La remigrazione dell’uomo nero
Leggi in app La remigrazione dell’uomo nero di Concita De Gregorio Roberto Vannacci L'ascolto è riservato agli abbonati premium 15 Giugno 2026 alle 00:01 3 minuti di lettura Federico ha 18 anni appena compiuti, lo...
No Meeting by June 30 — Where will Trump and Putin meet after that?
Una vicenda rilevante si sta delineando sullo scenario internazionale. Leggi in app La remigrazione dell’uomo nero di Concita De Gregorio Roberto Vannacci L'ascolto è riservato agli abbonati premium 15 Giugno 2026 alle 00:01 3 minuti di lettura Federico ha 18 anni appena compiuti, lo incontro in una bellissima biblioteca di Puglia, la Rendella di Monopoli: prepara il suo esame. Viene a studiare qui perché a casa sua non c’è wifi e fa troppo caldo. E poi perché qui ci sono tutti i libri che gli servono e gli amici, così nelle pause si sta insieme.
Vuole fare il magistrato, dice, “perché la giustizia è la cosa più importante. Certo insieme alla salute e alla scuola, ma quando hai sperimentato l’ingiustizia ti resta addosso una rabbia enorme, e io questa rabbia la voglio addomesticare. La voglio far diventare quello che mi aiuterà ad aiutare gli altri”.
I dettagli
Addomesticare la rabbia, che frase bella. Farla diventare, cioè trasformarla: in un carburante che dia senso ai giorni. Il padre di Federico è tunisino, la madre albanese.
È arrivata in Puglia da bambina, con i primi sbarchi. Ha sempre “fatto i servizi” nelle case, nei locali. In un ristorante dove lavorava, ragazza, si è innamorata del pizzaiolo.
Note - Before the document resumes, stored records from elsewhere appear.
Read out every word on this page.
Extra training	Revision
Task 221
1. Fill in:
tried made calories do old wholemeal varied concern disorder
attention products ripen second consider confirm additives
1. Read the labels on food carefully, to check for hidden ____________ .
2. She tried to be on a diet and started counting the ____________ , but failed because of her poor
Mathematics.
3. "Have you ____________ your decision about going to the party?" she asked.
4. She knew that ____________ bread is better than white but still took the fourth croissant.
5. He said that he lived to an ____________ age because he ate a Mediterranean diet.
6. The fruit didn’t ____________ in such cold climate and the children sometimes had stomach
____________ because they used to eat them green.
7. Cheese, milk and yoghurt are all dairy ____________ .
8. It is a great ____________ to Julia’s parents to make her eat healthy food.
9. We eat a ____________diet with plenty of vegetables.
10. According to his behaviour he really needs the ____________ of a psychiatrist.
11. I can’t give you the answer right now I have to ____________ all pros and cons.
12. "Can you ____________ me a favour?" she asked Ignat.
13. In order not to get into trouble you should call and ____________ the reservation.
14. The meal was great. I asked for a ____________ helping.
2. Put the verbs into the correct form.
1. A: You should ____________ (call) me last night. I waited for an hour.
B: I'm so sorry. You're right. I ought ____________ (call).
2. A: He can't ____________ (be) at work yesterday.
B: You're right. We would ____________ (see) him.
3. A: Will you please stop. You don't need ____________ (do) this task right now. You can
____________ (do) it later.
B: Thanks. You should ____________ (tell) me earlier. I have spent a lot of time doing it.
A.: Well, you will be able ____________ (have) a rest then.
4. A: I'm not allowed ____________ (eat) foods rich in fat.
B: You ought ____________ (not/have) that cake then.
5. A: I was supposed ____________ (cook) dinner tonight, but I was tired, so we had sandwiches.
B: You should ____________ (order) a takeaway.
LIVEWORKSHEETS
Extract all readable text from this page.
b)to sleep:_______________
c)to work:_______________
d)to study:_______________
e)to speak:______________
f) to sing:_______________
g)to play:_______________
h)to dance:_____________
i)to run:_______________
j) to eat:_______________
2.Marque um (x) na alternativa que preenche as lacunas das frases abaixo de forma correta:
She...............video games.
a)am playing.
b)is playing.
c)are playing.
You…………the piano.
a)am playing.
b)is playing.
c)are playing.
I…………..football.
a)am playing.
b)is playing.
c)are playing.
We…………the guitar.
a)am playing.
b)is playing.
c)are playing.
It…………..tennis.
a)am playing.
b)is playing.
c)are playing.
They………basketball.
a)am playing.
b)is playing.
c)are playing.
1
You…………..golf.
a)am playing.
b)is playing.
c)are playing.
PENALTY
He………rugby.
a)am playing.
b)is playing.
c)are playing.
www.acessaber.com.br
Si sono sposati in chiesa. Un anno dopo è nato Federico. A Bari, nell’ospedale pubblico.
Cosa dicono gli esperti
Gli domando se siano stati difficili gli anni dell’infanzia e dell’adolescenza, lui risponde appena: “Insomma”, dice con un sorriso. Invece, mi scusi, posso farle io una domanda? Secondo lei, se dovessero vincere e governare quelli che vogliono la remigrazione, ha presente?
Ecco: io, dove dovrei remigrare? In Albania e in Tunisia non ci sono mai stato, non parlo quelle lingue. Dunque, esattamente: dove mi rimanderebbero?
Che domanda semplice, precisa. Prendiamo il suo punto di vista. Proviamo a immaginare di essere nati qui, o altrove — metti in America, di questi tempi, o in Germania, o in Belgio — da genitori immigrati.
Lo sviluppo ha attirato ampia attenzione internazionale, con gli ambienti diplomatici che lo seguono da vicino.